Hibari masih tidak tahu harus berbuat apa sampai kata-kata selanjutnya keluar dari bibir Mukuro,

"Kumohon, katakan 'iya'."

Rasanya baru kali ini Hibari bisa kehilangan kata-kata. Dia hanya terus memandang Mukuro.

"Kau tenang saja, aku sudah memikirkan segalanya. Aku tahu ini terlalu mendadak, tapi rasanya aku ingin cepat-cepat mengatakannya padamu." Mukuro menggaruk pipinya dengan jari telunjuk dan melanjutkan, "Yah, aku juga tahu kalau hari-hari ke depan pasti akan sulit, tapi sepertinya itu bukan masalah bagiku kalau kau ada bersamaku." setelah itu tak ada yang berbicara.

"Herbivora bodoh!" sepertinya itu bukan kalimat yang benar, eh?

Mukuro tersenyum dan berdiri kemudian memeluk Hibari, "Kufufu~ Aku menganggapnya sebagai 'iya'." Dia memberi jarak di antara mereka dan menatap Hibari, secara perlahan dia mendekatkan wajahnya ke wajah Hibari. Dan bibir mereka pun bertemu. Hanya bibir bertemu bibir.

Mukuro melepaskan ciuman mereka dan menatap mata Hibari sambil membelai pipi Hibari yang halus dengan tangan kanannya.

"Kenapa aku baru sadar kalau dari dekat kau terlihat sangat 'cantik'?"

"Bodoh!"

"Ahh…sepertinya malam ini akan jadi malam yang panjang. Iya 'kan, Kyou-kun?" kini Mukuro tertawa pelan karena melihat Hibari mengalihkan pandangannya darinya dengan wajah sedikit bersemu. Jarang sekali 'kan Hibari berwajah seperti itu.

"Kau imut sekali."

"Nanas mesum!"

"Aku juga mencintaimu."

"Aku tidak bilang begitu, Mukuro."

"Ah, Kyou-kun memanggil namaku, senangnya…" Mukuro memegang dadanya dengan gaya berlebihan yang membuat Hibari memicingkan matanya.

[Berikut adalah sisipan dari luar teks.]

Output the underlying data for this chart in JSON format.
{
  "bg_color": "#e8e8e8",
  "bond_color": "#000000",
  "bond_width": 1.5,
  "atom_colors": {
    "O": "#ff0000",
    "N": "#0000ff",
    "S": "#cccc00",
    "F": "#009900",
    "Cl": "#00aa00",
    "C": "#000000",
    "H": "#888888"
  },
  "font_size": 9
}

"Apa-apaan kau, Herbivora?"

Mukuro memajukan bibirnya beberapa senti, membuat Hibari mengalihkan pandangan darinya. Entah kenapa melihat Mukuro seperti itu membuat Hibari –sedikit– kesal bercampur malu.

"Padahal tadi sudah panggil nama, ayo panggil namaku lagi, Kyouya."

"Tidak akan."

"Kufufu~ Kyou-kun malu."

"Aku mau pulang." Tanpa menunggu jawaban dari Mukuro, Hibari masuk ke dalam mobil dan menutup pintunya.

"Eh, aku bagaimana?"

"Bukannya kau membawa mobil?" Hibari menurunkan sedikit kaca mobilnya untuk melihat Mukuro yang masih berdiri di samping mobilnya.

"Ah iya, aku lupa." Mukuro berjalan menjauhi Hibari menuju mobilnya yang terparkir dengan manis di tepi jalan.

Mukuro tidak melihat ketika Hibari tersenyum kecil melihat punggungnya yang semakin menjauh.

Selamat datang di dunia yang baru akan mulai beberapa minggu lagi. Karena nanti mereka bukan lagi berstatus sebagai sepasang kekasih.

.

END

.

.

APA INI?

ASTAGA! Cerita yang benar-benar rancu dan berantakan. Mau bagaimana lagi, diketik dalam waktu dua jam dan langsung publish. Sama sekali tidak di cek ulang, karena saya tidak mau publish mendekati waktu perjanjian. Saya tidak suka kekalahan. LOL.

Jadi, Juliet? Mau kasih apa untukku, hm?

Saya ucapkan terima kasih jika ada yang bersedia membaca.